A little belatedly I’ve just got round to reading Robert Worth’s latest dispatch from Yemen. It’s undoubtedly great reporting, and he covers a lot of ground, making it to Taiz and Aden as well as Sana’a.
However, he gives a fair amount of prominence to the idea that a proxy war between Saudi Arabia and Iran is developing in northern Yemen. Of course he is not making allegations but rather reporting what is being said about the conflict by Yemenis, Saudis and “high ranking American officials”, but I think it is worth reiterating how little evidence there has been to date of actual Iranian involvement.
Dating to 2004, the intermittent war waged by the Yemeni government against followers of the Houthi family in northern Yemen has been fuelled by a range of factors, including but not limited to issues of religious identity.
Allegations by the Yemeni government that the Houthis are loyal to Iran were made from the early stages of the conflict (as documented by the 2009 International Crisis Group report on Sa’dah (PDF)*). Assertions were repeatedly made by the Yemeni government that Iran was supporting the Houthis; in 2009 the ICG was handed a report by the interior ministry “purpoting to document Iranian financial, ideological and logistical support” to the Houthis. ICG found the evidence to be “incomplete and biased”, and concluded that the general view was that there were only “small signs of a role by Iranian charitable organisations”.
The April 2010 Carnegie paper on “War in Saada” (PDF) by Chris Boucek came to a similar conclusion:
The Yemeni government has never produced any evidence to support its allegations that Tehran is supporting the Houthis; in fact, some Yemeni officials have confided that such assertions are unfounded.
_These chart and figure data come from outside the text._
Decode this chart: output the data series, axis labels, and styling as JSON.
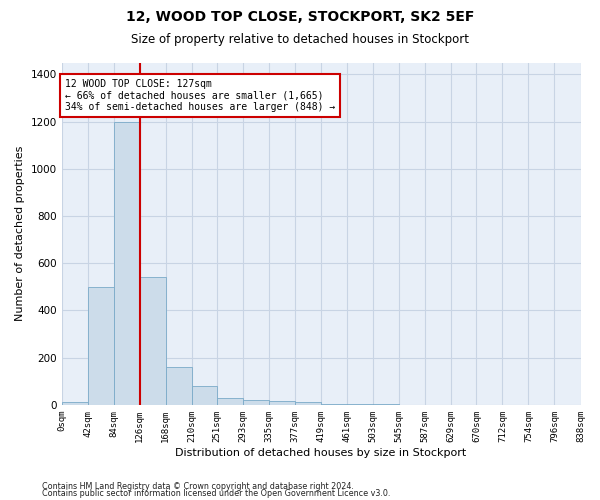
{
  "title": "12, WOOD TOP CLOSE, STOCKPORT, SK2 5EF",
  "subtitle": "Size of property relative to detached houses in Stockport",
  "xlabel": "Distribution of detached houses by size in Stockport",
  "ylabel": "Number of detached properties",
  "footnote1": "Contains HM Land Registry data © Crown copyright and database right 2024.",
  "footnote2": "Contains public sector information licensed under the Open Government Licence v3.0.",
  "bin_labels": [
    "0sqm",
    "42sqm",
    "84sqm",
    "126sqm",
    "168sqm",
    "210sqm",
    "251sqm",
    "293sqm",
    "335sqm",
    "377sqm",
    "419sqm",
    "461sqm",
    "503sqm",
    "545sqm",
    "587sqm",
    "629sqm",
    "670sqm",
    "712sqm",
    "754sqm",
    "796sqm",
    "838sqm"
  ],
  "bin_edges": [
    0,
    42,
    84,
    126,
    168,
    210,
    251,
    293,
    335,
    377,
    419,
    461,
    503,
    545,
    587,
    629,
    670,
    712,
    754,
    796,
    838
  ],
  "bar_heights": [
    10,
    500,
    1200,
    540,
    160,
    80,
    30,
    22,
    15,
    10,
    5,
    3,
    2,
    1,
    1,
    0,
    0,
    0,
    0,
    0
  ],
  "bar_color": "#ccdcea",
  "bar_edgecolor": "#7aaac8",
  "grid_color": "#c8d4e4",
  "bg_color": "#e8eff8",
  "property_size": 127,
  "red_line_color": "#cc0000",
  "annotation_line1": "12 WOOD TOP CLOSE: 127sqm",
  "annotation_line2": "← 66% of detached houses are smaller (1,665)",
  "annotation_line3": "34% of semi-detached houses are larger (848) →",
  "annotation_box_color": "#cc0000",
  "ylim": [
    0,
    1450
  ],
  "yticks": [
    0,
    200,
    400,
    600,
    800,
    1000,
    1200,
    1400
  ]
}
A December 2009 cable from Sana’a finds some Saudis sceptical of the claims about Iranian involvement:
xxxx told EconOff on December 14 xxxx that Saleh was providing false or exaggerated information on Iranian assistance to the Houthis in order to enlist direct Saudi involvement and regionalize the conflict. xxxx said that xxxx told him that “we know Saleh is lying about Iran, but there’s nothing we can do about it now”.
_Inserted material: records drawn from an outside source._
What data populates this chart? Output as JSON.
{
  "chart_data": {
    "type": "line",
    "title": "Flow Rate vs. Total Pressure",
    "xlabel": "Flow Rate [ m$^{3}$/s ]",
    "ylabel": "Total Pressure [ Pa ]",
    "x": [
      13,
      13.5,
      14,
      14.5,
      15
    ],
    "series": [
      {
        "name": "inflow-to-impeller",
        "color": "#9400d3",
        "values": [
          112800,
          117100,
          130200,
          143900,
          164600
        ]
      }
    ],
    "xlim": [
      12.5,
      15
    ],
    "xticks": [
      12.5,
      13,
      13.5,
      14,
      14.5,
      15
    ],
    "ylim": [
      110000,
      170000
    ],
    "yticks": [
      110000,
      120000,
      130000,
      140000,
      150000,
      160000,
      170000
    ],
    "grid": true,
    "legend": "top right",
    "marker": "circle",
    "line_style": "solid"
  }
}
All this is not to say that the situation has not changed, or may not change; warnings have come from several quarters that the widening of the Sa’dah conflict – most notably with the Saudi intervention in late 2009 – could inflame the sectarian dimension and encourage the rebels to seek aid from Iran. In her 2011 paper on Yemen’s relations with the Gulf states (PDF) Ginny Hill found that “in the months leading up to the 2010 ceasefire at least one Western government claimed to see some tentative signs of Iranian activity in Sa’dah.”
But it is worth bearing in mind that the unfounded allegations of Iranian involvement have been an established part of the government narrative regarding the Houthi rebellion since its inception, and these allegations are categorically denied by the Houthis themselves. Chris Boucek noted that “there are more than enough grievances in Yemen and Saada to perpetuate the fighting without drawing in regional dynamics,” – and this continues to be the case.
The widespread narratives about Iranian involvement in Sa’dah should not be dismissed as they illustrate an important dimension of the conflict, but the danger of seeing events through the lens of a proxy war is that the genuine grievances of the Houthis and their followers will be neglected.
* The ICG report Yemen: Defusing the Saada Timebomb is the most illuminating thing I have read so far on the Houthi conflict. I have yet to read the RAND book on the topic.